The Kurds' fortunes have since changed, and their region is now
Iraq's most stable and prosperous, but the people of Halabja often
complain of neglect. "The KRG (Kurdistan Regional Government) will need to focus on using
its oil wealth to increase opportunities for employment and to
reduce corruption if it is to address this threat effectively," IHS
Jane's said in a recent report about militancy in Kurdistan,
assessing the risk as "serious". RELIGION VS. ETHNICITY Ako's jihad lasted less than two months. ISIL announced his
"martyrdom" early this year in Syria, killed fighting not Assad's
forces but fellow Kurds, who have taken advantage of the civil war
to assert control in the country's northeast.

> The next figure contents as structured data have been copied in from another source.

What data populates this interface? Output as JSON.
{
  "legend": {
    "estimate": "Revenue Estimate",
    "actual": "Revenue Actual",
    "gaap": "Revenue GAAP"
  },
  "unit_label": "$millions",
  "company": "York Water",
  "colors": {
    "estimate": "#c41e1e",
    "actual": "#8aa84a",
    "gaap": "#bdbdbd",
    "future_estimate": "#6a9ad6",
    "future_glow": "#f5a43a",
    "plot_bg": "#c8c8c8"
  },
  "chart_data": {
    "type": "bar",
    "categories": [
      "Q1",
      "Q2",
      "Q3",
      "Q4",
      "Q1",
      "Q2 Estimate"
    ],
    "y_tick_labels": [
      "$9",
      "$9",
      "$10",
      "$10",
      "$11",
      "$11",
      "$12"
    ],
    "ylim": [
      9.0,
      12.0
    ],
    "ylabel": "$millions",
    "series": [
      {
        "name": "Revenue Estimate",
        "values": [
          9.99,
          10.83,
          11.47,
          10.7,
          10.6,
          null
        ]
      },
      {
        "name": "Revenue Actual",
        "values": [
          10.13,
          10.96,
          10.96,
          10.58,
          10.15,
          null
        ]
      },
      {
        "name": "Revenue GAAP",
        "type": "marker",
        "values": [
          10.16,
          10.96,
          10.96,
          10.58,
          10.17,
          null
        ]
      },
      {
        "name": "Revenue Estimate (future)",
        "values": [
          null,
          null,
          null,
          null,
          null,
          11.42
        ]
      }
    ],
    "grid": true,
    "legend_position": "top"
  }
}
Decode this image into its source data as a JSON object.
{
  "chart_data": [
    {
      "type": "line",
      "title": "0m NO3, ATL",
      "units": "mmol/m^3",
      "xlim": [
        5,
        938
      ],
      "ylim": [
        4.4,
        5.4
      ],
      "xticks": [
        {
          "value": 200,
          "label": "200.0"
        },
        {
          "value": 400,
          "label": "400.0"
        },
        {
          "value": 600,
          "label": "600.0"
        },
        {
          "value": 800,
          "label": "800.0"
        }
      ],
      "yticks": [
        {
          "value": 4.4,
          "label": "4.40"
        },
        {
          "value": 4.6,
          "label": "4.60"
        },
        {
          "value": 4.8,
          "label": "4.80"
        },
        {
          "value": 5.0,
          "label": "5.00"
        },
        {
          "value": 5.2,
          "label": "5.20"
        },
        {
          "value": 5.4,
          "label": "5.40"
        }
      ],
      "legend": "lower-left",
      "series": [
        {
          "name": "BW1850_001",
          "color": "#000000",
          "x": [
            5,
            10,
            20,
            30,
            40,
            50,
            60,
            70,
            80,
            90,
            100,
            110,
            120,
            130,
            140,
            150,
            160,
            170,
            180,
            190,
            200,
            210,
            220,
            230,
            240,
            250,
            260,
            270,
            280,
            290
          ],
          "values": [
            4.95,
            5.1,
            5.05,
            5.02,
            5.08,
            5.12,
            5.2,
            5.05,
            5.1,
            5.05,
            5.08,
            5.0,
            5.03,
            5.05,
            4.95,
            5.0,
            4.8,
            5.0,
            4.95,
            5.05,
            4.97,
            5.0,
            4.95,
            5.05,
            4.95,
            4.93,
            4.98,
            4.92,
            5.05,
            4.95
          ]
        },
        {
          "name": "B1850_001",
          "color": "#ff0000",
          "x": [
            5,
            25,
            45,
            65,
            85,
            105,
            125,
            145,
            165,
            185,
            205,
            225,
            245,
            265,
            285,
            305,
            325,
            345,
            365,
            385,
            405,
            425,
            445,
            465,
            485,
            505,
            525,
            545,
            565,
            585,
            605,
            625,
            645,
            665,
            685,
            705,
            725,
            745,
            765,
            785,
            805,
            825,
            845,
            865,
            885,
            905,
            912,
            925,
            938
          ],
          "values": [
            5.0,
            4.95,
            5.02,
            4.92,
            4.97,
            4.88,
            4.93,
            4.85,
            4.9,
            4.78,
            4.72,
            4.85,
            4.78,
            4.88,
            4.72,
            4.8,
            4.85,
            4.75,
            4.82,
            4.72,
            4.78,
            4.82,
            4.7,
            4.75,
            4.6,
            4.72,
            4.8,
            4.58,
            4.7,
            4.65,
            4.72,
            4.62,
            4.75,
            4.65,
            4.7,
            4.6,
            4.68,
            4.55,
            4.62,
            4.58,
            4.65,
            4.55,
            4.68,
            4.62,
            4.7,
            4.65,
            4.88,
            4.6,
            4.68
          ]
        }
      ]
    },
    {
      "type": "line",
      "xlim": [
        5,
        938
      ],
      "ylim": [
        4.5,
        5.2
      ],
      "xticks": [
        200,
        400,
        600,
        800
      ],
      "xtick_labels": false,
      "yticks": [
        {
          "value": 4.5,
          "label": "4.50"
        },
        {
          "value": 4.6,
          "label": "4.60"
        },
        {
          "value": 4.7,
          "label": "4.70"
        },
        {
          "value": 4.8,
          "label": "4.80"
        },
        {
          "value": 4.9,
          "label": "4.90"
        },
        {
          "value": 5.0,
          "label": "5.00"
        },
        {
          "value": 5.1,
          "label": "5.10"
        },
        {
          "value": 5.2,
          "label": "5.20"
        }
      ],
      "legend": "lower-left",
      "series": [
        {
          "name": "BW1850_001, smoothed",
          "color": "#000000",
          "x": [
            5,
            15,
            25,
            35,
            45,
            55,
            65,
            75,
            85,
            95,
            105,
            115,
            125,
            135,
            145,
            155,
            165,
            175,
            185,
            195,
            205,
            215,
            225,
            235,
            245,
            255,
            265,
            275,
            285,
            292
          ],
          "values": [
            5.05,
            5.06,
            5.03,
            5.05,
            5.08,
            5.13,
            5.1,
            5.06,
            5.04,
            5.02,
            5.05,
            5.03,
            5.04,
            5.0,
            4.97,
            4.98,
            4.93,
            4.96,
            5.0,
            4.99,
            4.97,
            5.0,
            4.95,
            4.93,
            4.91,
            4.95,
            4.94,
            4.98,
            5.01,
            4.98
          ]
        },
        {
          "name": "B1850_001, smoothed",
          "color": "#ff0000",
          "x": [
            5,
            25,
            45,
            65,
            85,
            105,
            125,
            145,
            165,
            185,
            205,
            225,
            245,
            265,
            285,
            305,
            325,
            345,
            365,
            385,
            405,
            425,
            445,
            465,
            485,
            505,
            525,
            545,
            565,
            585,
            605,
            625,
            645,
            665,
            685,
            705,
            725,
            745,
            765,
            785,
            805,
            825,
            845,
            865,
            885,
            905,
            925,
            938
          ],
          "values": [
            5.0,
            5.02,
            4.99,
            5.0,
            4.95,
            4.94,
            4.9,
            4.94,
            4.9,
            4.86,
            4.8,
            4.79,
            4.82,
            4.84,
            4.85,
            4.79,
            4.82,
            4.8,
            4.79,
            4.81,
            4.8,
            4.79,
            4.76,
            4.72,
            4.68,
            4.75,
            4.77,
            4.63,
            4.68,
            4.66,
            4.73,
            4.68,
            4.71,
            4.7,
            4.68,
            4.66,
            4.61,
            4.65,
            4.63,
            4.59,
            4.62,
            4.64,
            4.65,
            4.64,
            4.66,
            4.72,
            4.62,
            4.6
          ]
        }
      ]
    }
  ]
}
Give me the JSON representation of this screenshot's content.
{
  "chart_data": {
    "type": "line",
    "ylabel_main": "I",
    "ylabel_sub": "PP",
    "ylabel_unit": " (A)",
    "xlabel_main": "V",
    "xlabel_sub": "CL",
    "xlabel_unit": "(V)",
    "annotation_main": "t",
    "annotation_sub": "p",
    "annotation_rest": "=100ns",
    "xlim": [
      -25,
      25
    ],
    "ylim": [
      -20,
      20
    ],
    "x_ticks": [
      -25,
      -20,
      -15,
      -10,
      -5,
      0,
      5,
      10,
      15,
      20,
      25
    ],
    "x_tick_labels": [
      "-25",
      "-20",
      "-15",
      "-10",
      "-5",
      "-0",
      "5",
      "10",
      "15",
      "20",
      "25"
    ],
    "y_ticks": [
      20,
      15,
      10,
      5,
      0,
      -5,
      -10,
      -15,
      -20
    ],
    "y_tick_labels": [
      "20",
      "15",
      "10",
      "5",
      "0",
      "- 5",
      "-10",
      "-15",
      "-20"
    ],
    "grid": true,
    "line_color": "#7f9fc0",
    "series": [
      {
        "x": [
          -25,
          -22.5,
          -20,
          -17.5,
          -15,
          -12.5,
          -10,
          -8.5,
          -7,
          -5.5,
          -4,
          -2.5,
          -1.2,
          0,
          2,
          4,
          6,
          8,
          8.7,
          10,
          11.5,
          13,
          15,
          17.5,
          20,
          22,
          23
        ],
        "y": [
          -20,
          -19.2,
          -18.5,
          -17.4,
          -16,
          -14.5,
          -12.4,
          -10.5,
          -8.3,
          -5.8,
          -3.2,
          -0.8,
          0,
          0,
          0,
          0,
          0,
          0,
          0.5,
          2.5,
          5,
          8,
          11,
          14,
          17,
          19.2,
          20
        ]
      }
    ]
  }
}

Kurds are predominantly Sunni Muslim, but identify overwhelmingly
with their ethnicity — the defining factor in a long history of
struggle in the four countries across which they are spread: Turkey,
Iran, Iraq and Syria. ISIL and other Sunni armed groups in Syria have turned their weapons
against a Marxist-inspired Kurdish militia that stands in the way of
their vision of an Islamic state spanning from Iraq to the
Mediterranean. Wearing a black leather jacket over his Kurdish clothes, the young
man who did return from Syria said he would have no qualms about
fighting his ethnic kin in the name of Islam: "My religion comes
before my Kurdishness — I make decisions based on my religion."